Studies on the curative effects of hyperthermia and radiation therapy on treatment of cancer show strong evidence of synergistic enhancement when both radiation and hyperthermia treatment modalities are applied simultaneously. A variety of tissue heating approaches developed to date still fail to overcome essential limitations such as inadequate temperature control, temperature non-uniformity, and prolonged time delay between hyperthermia and radiation treatments. We propose a new self-regulating Thermo-brachytherapy (TB) seed, which serves as a source of both radiation and heat for concurrent administration of brachytherapy and hyperthermia.
The proposed seed is based on the BEST seed model 2301, where the tungsten marker core and the air gap are replaced with ferromagnetic material. The ferromagnetic core produces heat when subjected to an alternating electromagnetic (EM) field and effectively shuts off after reaching the Curie temperature (TC) of the ferromagnetic material, thus establishing temperature self-regulation. The seed has a ferromagnetic Ni-Cu alloy core having a Curie transition at a temperature of 52 O C. This study summarizes the design and development of the self regulating ferromagnetic core TB seed for the concurrent hyperthermia and brachytherapy treatments. An experimental study of the magnetic properties of the Ni1-xCux (0.28= x =0.3) alloys, and the simulation studies of radiation and thermal distribution properties of the seed have been performed. A preliminary experiment for the ferromagnetic induction heating of Ni-Cu needles has been carried out to ensure the practical feasibility of the induction heating.
Radiation dose characterizing parameters (dose rate constant and other TG-43 factors) were calculated using the Monte Carlo method. For the thermal characteristics, we studied a model consisting of single or multiple seeds placed in the central region of a cylindrical phantom using a finite-element analysis method, with and without considering the effect of the blood perfusion.
The experimental study of the Ni-Cu alloys shows that heat treatment has a strong influence on the magnetic properties of the Ni-Cu alloy. The TC of the Ni1-xCux alloy decreases drastically with an increase in copper composition in the alloy. The study of the thermal expansion properties of the seed materials in the range of 37 O C to 60 O C shows negligible change in dimension due to the change of the temperature during the treatment. Imaging studies using CT and plane X-ray radiographs on the other hand, demonstrated that the new seed preserves the radiographic properties of the standard BEST seed model 2301 and is realistic for clinical use.
The modification of the internal structure of the seed slightly changes dose rate and other TG-43 factors characterizing radiation distribution. The thermal modeling results show that the temperature of the seed surface rises rapidly and stays constant around TC) of the ferromagnetic material. The amount of heat produced by the ferromagnetic core is sufficient to raise the temperature of the surrounding phantom to the therapeutic range. The volume of the phantom reaching the therapeutic temperature range increases with the increase in frequency or magnetic field strength. An isothermal distribution closely matching the radiation isodose distribution can be achieved within a target volume by tuning the frequency and intensity of the alternating magnetic field. The effect of heat loss due to the blood perfusion in a living tissue can be compensated by adjusting the magnetic field parameter. The results of the preliminary induction heating experiment conducted in a ham slice (implanted with ferromagnetic needles) demonstrated practical feasibility of induction heating and thermal self regulating property of the ferromagnetic Ni-Cu alloy.

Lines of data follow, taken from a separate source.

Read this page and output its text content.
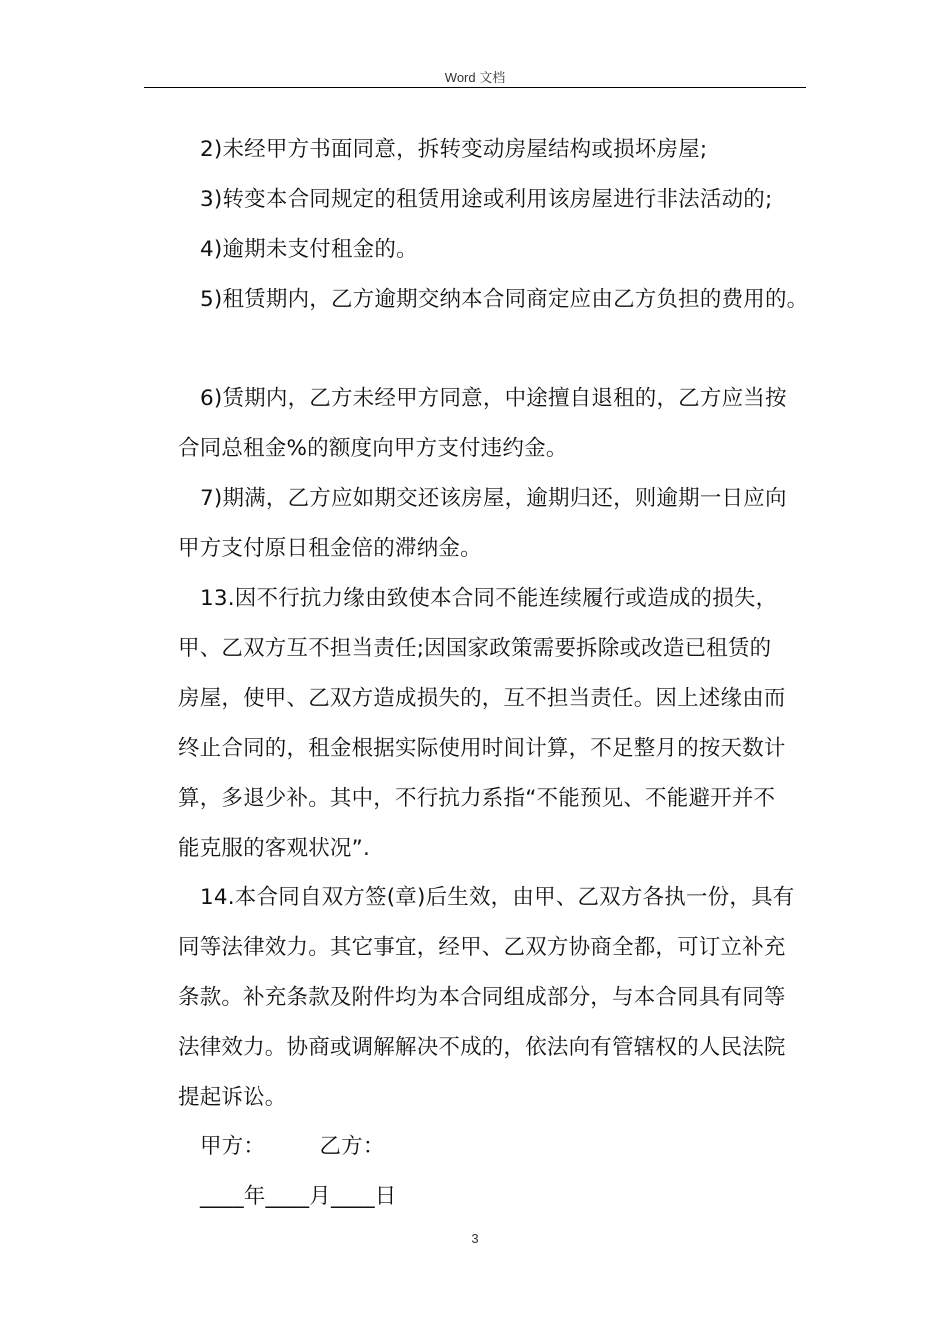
Word 文档
2)未经甲方书面同意，拆转变动房屋结构或损坏房屋;
3)转变本合同规定的租赁用途或利用该房屋进行非法活动的;
4)逾期未支付租金的。
5)租赁期内，乙方逾期交纳本合同商定应由乙方负担的费用的。
6)赁期内，乙方未经甲方同意，中途擅自退租的，乙方应当按
合同总租金%的额度向甲方支付违约金。
7)期满，乙方应如期交还该房屋，逾期归还，则逾期一日应向
甲方支付原日租金倍的滞纳金。
13.因不行抗力缘由致使本合同不能连续履行或造成的损失，
甲、乙双方互不担当责任;因国家政策需要拆除或改造已租赁的
房屋，使甲、乙双方造成损失的，互不担当责任。因上述缘由而
终止合同的，租金根据实际使用时间计算，不足整月的按天数计
算，多退少补。其中，不行抗力系指“不能预见、不能避开并不
能克服的客观状况”.
14.本合同自双方签(章)后生效，由甲、乙双方各执一份，具有
同等法律效力。其它事宜，经甲、乙双方协商全都，可订立补充
条款。补充条款及附件均为本合同组成部分，与本合同具有同等
法律效力。协商或调解解决不成的，依法向有管辖权的人民法院
提起诉讼。
甲方：　　　乙方：
____年____月____日
3
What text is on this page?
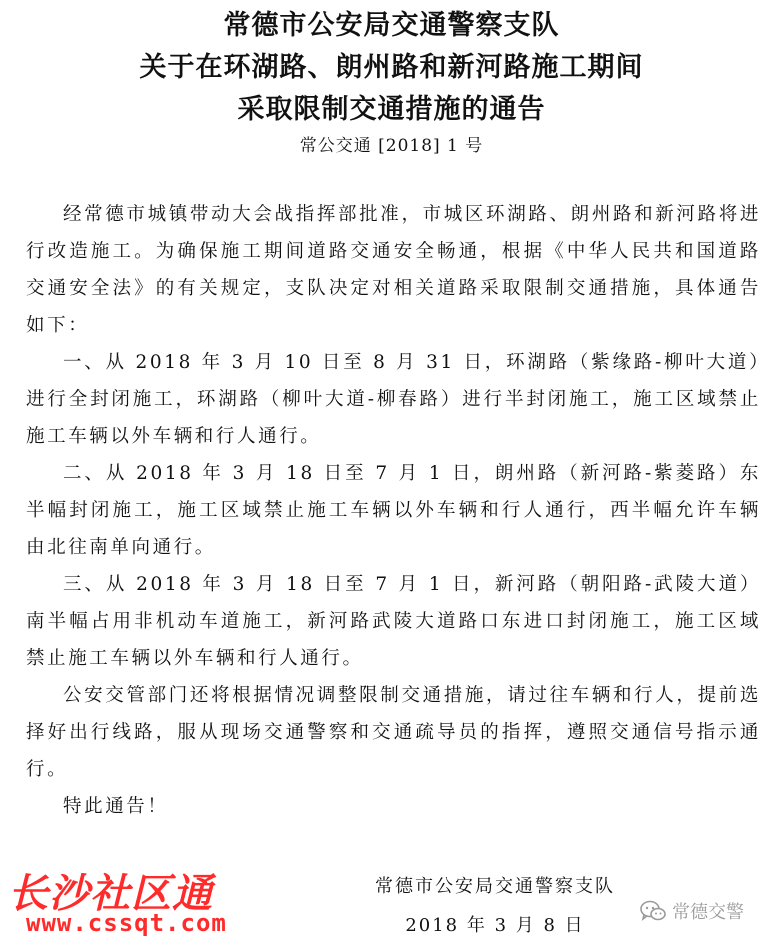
常德市公安局交通警察支队
关于在环湖路、朗州路和新河路施工期间
采取限制交通措施的通告
常公交通 [2018] 1 号

经常德市城镇带动大会战指挥部批准，市城区环湖路、朗州路和新河路将进行改造施工。为确保施工期间道路交通安全畅通，根据《中华人民共和国道路交通安全法》的有关规定，支队决定对相关道路采取限制交通措施，具体通告如下：

一、从 2018 年 3 月 10 日至 8 月 31 日，环湖路（紫缘路-柳叶大道）进行全封闭施工，环湖路（柳叶大道-柳春路）进行半封闭施工，施工区域禁止施工车辆以外车辆和行人通行。

二、从 2018 年 3 月 18 日至 7 月 1 日，朗州路（新河路-紫菱路）东半幅封闭施工，施工区域禁止施工车辆以外车辆和行人通行，西半幅允许车辆由北往南单向通行。

三、从 2018 年 3 月 18 日至 7 月 1 日，新河路（朝阳路-武陵大道）南半幅占用非机动车道施工，新河路武陵大道路口东进口封闭施工，施工区域禁止施工车辆以外车辆和行人通行。

公安交管部门还将根据情况调整限制交通措施，请过往车辆和行人，提前选择好出行线路，服从现场交通警察和交通疏导员的指挥，遵照交通信号指示通行。

特此通告！

常德市公安局交通警察支队
2018 年 3 月 8 日
长沙社区通
www.cssqt.com	常德交警
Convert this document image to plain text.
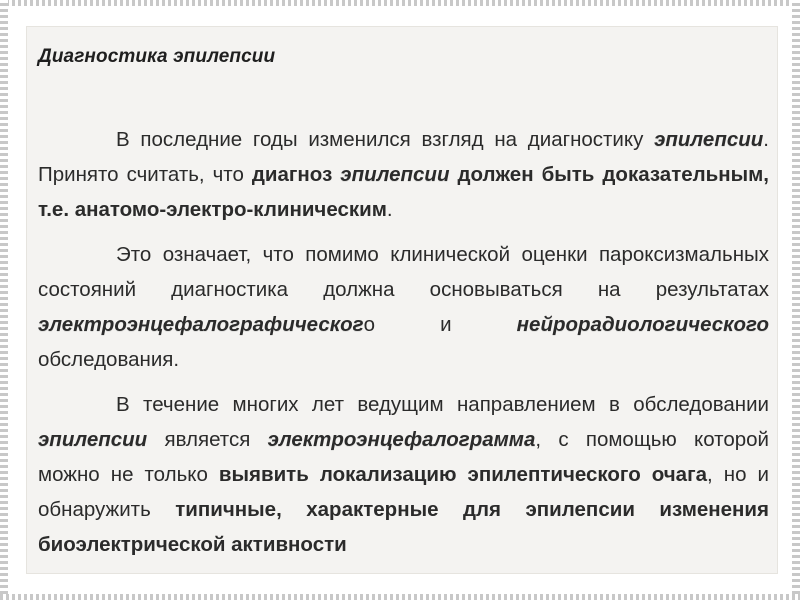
Диагностика эпилепсии

В последние годы изменился взгляд на диагностику эпилепсии. Принято считать, что диагноз эпилепсии должен быть доказательным, т.е. анатомо-электро-клиническим.

Это означает, что помимо клинической оценки пароксизмальных состояний диагностика должна основываться на результатах электроэнцефалографического и нейрорадиологического обследования.

В течение многих лет ведущим направлением в обследовании эпилепсии является электроэнцефалограмма, с помощью которой можно не только выявить локализацию эпилептического очага, но и обнаружить типичные, характерные для эпилепсии изменения биоэлектрической активности
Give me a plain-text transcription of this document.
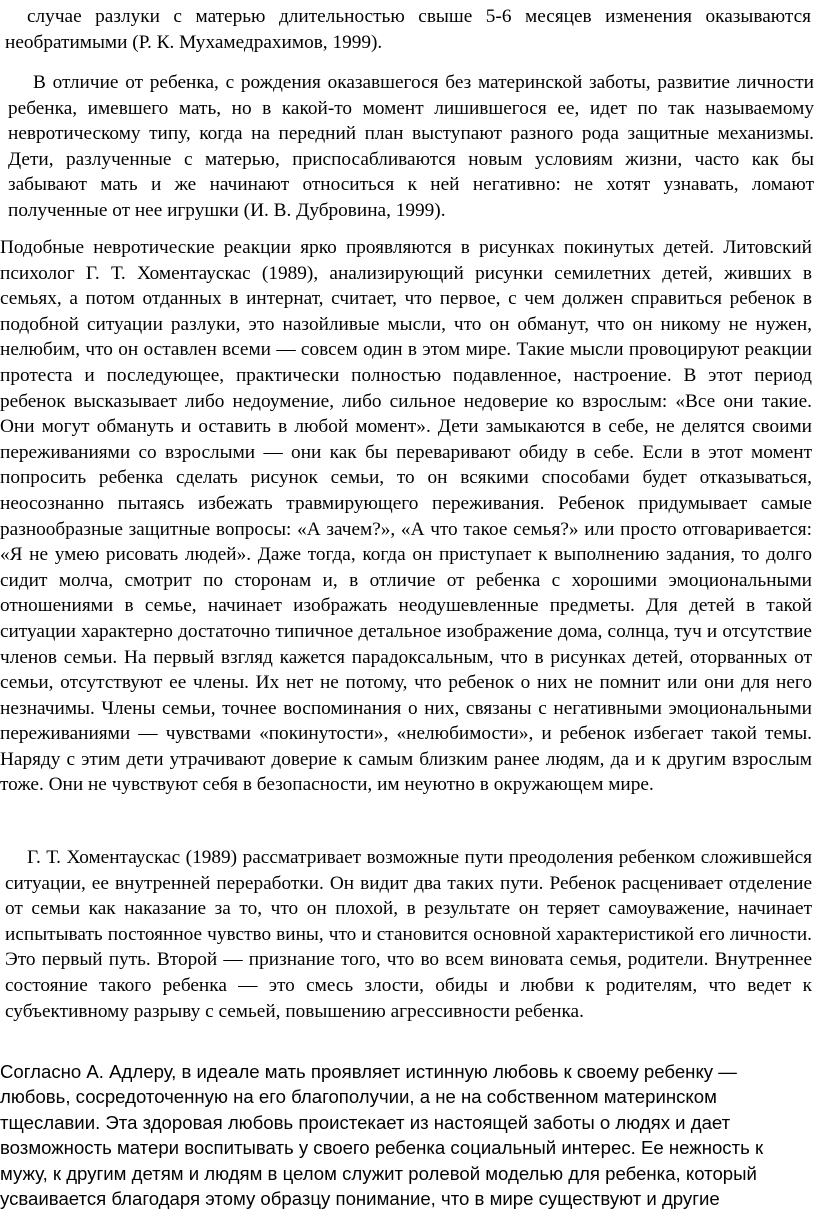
случае разлуки с матерью длительностью свыше 5-6 месяцев изменения оказываются необратимыми (Р. К. Мухамедрахимов, 1999).

В отличие от ребенка, с рождения оказавшегося без материнской заботы, развитие личности ребенка, имевшего мать, но в какой-то момент лишившегося ее, идет по так называемому невротическому типу, когда на передний план выступают разного рода защитные механизмы. Дети, разлученные с матерью, приспосабливаются новым условиям жизни, часто как бы забывают мать и же начинают относиться к ней негативно: не хотят узнавать, ломают полученные от нее игрушки (И. В. Дубровина, 1999).

Подобные невротические реакции ярко проявляются в рисунках покинутых детей. Литовский психолог Г. Т. Хоментаускас (1989), анализирующий рисунки семилетних детей, живших в семьях, а потом отданных в интернат, считает, что первое, с чем должен справиться ребенок в подобной ситуации разлуки, это назойливые мысли, что он обманут, что он никому не нужен, нелюбим, что он оставлен всеми — совсем один в этом мире. Такие мысли провоцируют реакции протеста и последующее, практически полностью подавленное, настроение. В этот период ребенок высказывает либо недоумение, либо сильное недоверие ко взрослым: «Все они такие. Они могут обмануть и оставить в любой момент». Дети замыкаются в себе, не делятся своими переживаниями со взрослыми — они как бы переваривают обиду в себе. Если в этот момент попросить ребенка сделать рисунок семьи, то он всякими способами будет отказываться, неосознанно пытаясь избежать травмирующего переживания. Ребенок придумывает самые разнообразные защитные вопросы: «А зачем?», «А что такое семья?» или просто отговаривается: «Я не умею рисовать людей». Даже тогда, когда он приступает к выполнению задания, то долго сидит молча, смотрит по сторонам и, в отличие от ребенка с хорошими эмоциональными отношениями в семье, начинает изображать неодушевленные предметы. Для детей в такой ситуации характерно достаточно типичное детальное изображение дома, солнца, туч и отсутствие членов семьи. На первый взгляд кажется парадоксальным, что в рисунках детей, оторванных от семьи, отсутствуют ее члены. Их нет не потому, что ребенок о них не помнит или они для него незначимы. Члены семьи, точнее воспоминания о них, связаны с негативными эмоциональными переживаниями — чувствами «покинутости», «нелюбимости», и ребенок избегает такой темы. Наряду с этим дети утрачивают доверие к самым близким ранее людям, да и к другим взрослым тоже. Они не чувствуют себя в безопасности, им неуютно в окружающем мире.

Г. Т. Хоментаускас (1989) рассматривает возможные пути преодоления ребенком сложившейся ситуации, ее внутренней переработки. Он видит два таких пути. Ребенок расценивает отделение от семьи как наказание за то, что он плохой, в результате он теряет самоуважение, начинает испытывать постоянное чувство вины, что и становится основной характеристикой его личности. Это первый путь. Второй — признание того, что во всем виновата семья, родители. Внутреннее состояние такого ребенка — это смесь злости, обиды и любви к родителям, что ведет к субъективному разрыву с семьей, повышению агрессивности ребенка.

Согласно А. Адлеру, в идеале мать проявляет истинную любовь к своему ребенку — любовь, сосредоточенную на его благополучии, а не на собственном материнском тщеславии. Эта здоровая любовь проистекает из настоящей заботы о людях и дает возможность матери воспитывать у своего ребенка социальный интерес. Ее нежность к мужу, к другим детям и людям в целом служит ролевой моделью для ребенка, который усваивается благодаря этому образцу понимание, что в мире существуют и другие
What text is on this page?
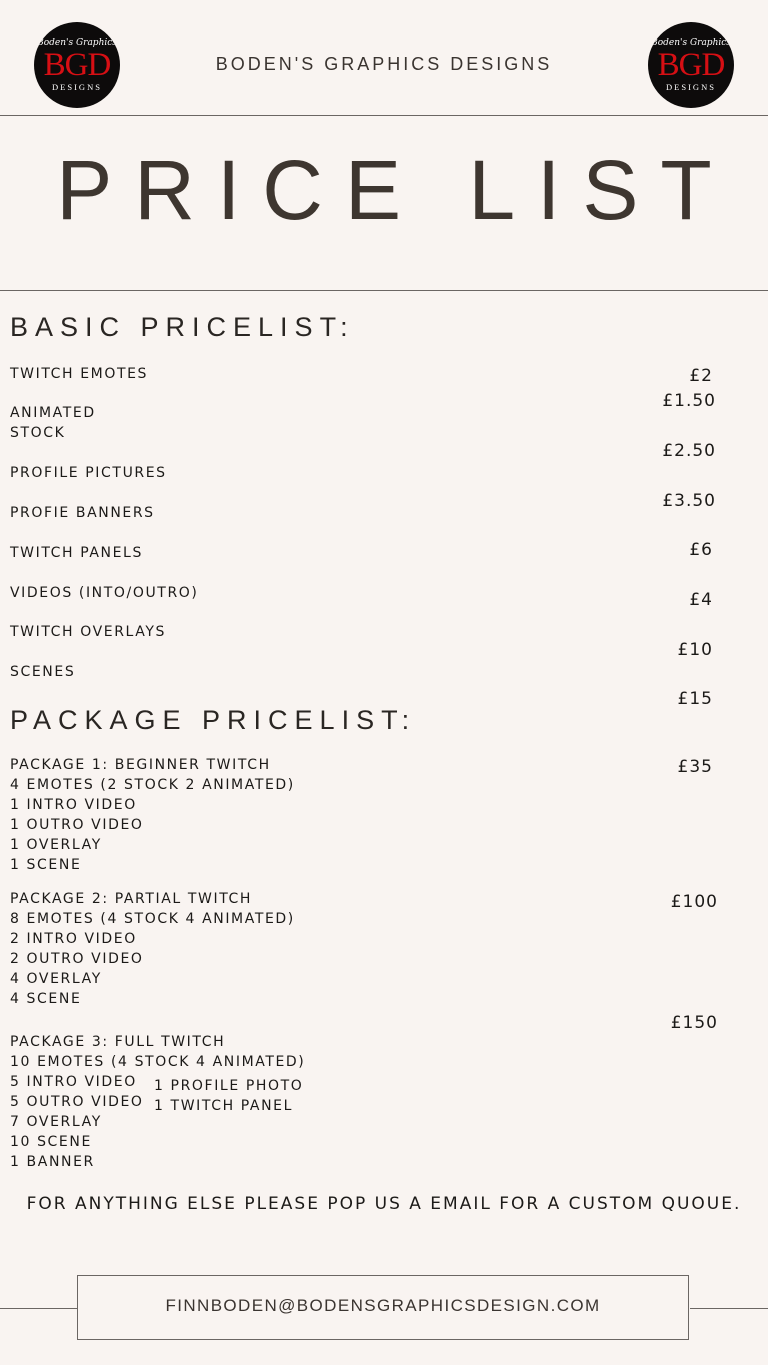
Boden's Graphics
BGD
DESIGNS
BODEN'S GRAPHICS DESIGNS
Boden's Graphics
BGD
DESIGNS
PRICE LIST
BASIC PRICELIST:
TWITCH EMOTES
ANIMATED
STOCK
PROFILE PICTURES
PROFIE BANNERS
TWITCH PANELS
VIDEOS (INTO/OUTRO)
TWITCH OVERLAYS
SCENES
£2
£1.50
£2.50
£3.50
£6
£4
£10
£15
PACKAGE PRICELIST:
PACKAGE 1: BEGINNER TWITCH
4 EMOTES (2 STOCK 2 ANIMATED)
1 INTRO VIDEO
1 OUTRO VIDEO
1 OVERLAY
1 SCENE
£35
PACKAGE 2: PARTIAL TWITCH
8 EMOTES (4 STOCK 4 ANIMATED)
2 INTRO VIDEO
2 OUTRO VIDEO
4 OVERLAY
4 SCENE
£100
£150
PACKAGE 3: FULL TWITCH
10 EMOTES (4 STOCK 4 ANIMATED)
5 INTRO VIDEO
5 OUTRO VIDEO
7 OVERLAY
10 SCENE
1 BANNER
1 PROFILE PHOTO
1 TWITCH PANEL
FOR ANYTHING ELSE PLEASE POP US A EMAIL FOR A CUSTOM QUOUE.
FINNBODEN@BODENSGRAPHICSDESIGN.COM
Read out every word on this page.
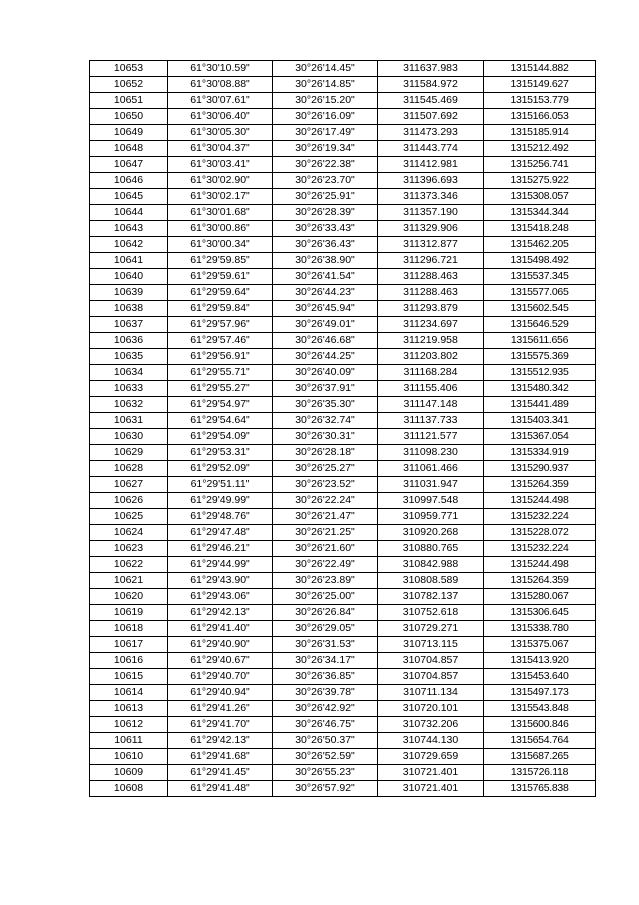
10653	61°30'10.59"	30°26'14.45"	311637.983	1315144.882
10652	61°30'08.88"	30°26'14.85"	311584.972	1315149.627
10651	61°30'07.61"	30°26'15.20"	311545.469	1315153.779
10650	61°30'06.40"	30°26'16.09"	311507.692	1315166.053
10649	61°30'05.30"	30°26'17.49"	311473.293	1315185.914
10648	61°30'04.37"	30°26'19.34"	311443.774	1315212.492
10647	61°30'03.41"	30°26'22.38"	311412.981	1315256.741
10646	61°30'02.90"	30°26'23.70"	311396.693	1315275.922
10645	61°30'02.17"	30°26'25.91"	311373.346	1315308.057
10644	61°30'01.68"	30°26'28.39"	311357.190	1315344.344
10643	61°30'00.86"	30°26'33.43"	311329.906	1315418.248
10642	61°30'00.34"	30°26'36.43"	311312.877	1315462.205
10641	61°29'59.85"	30°26'38.90"	311296.721	1315498.492
10640	61°29'59.61"	30°26'41.54"	311288.463	1315537.345
10639	61°29'59.64"	30°26'44.23"	311288.463	1315577.065
10638	61°29'59.84"	30°26'45.94"	311293.879	1315602.545
10637	61°29'57.96"	30°26'49.01"	311234.697	1315646.529
10636	61°29'57.46"	30°26'46.68"	311219.958	1315611.656
10635	61°29'56.91"	30°26'44.25"	311203.802	1315575.369
10634	61°29'55.71"	30°26'40.09"	311168.284	1315512.935
10633	61°29'55.27"	30°26'37.91"	311155.406	1315480.342
10632	61°29'54.97"	30°26'35.30"	311147.148	1315441.489
10631	61°29'54.64"	30°26'32.74"	311137.733	1315403.341
10630	61°29'54.09"	30°26'30.31"	311121.577	1315367.054
10629	61°29'53.31"	30°26'28.18"	311098.230	1315334.919
10628	61°29'52.09"	30°26'25.27"	311061.466	1315290.937
10627	61°29'51.11"	30°26'23.52"	311031.947	1315264.359
10626	61°29'49.99"	30°26'22.24"	310997.548	1315244.498
10625	61°29'48.76"	30°26'21.47"	310959.771	1315232.224
10624	61°29'47.48"	30°26'21.25"	310920.268	1315228.072
10623	61°29'46.21"	30°26'21.60"	310880.765	1315232.224
10622	61°29'44.99"	30°26'22.49"	310842.988	1315244.498
10621	61°29'43.90"	30°26'23.89"	310808.589	1315264.359
10620	61°29'43.06"	30°26'25.00"	310782.137	1315280.067
10619	61°29'42.13"	30°26'26.84"	310752.618	1315306.645
10618	61°29'41.40"	30°26'29.05"	310729.271	1315338.780
10617	61°29'40.90"	30°26'31.53"	310713.115	1315375.067
10616	61°29'40.67"	30°26'34.17"	310704.857	1315413.920
10615	61°29'40.70"	30°26'36.85"	310704.857	1315453.640
10614	61°29'40.94"	30°26'39.78"	310711.134	1315497.173
10613	61°29'41.26"	30°26'42.92"	310720.101	1315543.848
10612	61°29'41.70"	30°26'46.75"	310732.206	1315600.846
10611	61°29'42.13"	30°26'50.37"	310744.130	1315654.764
10610	61°29'41.68"	30°26'52.59"	310729.659	1315687.265
10609	61°29'41.45"	30°26'55.23"	310721.401	1315726.118
10608	61°29'41.48"	30°26'57.92"	310721.401	1315765.838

Modeling studies of the radiation and thermal properties of the TB seed show that the therapeutic implementation of the concurrent hyperthermia and brachytherapy treatment of the tumor is feasible. The seed has the capability of addressing some of the limitations of conventional hyperthermia treatment techniques, and has several advantages. The proposed seed model has high potential in the implementation of concurrent brachytherapy and hyperthermia treatments.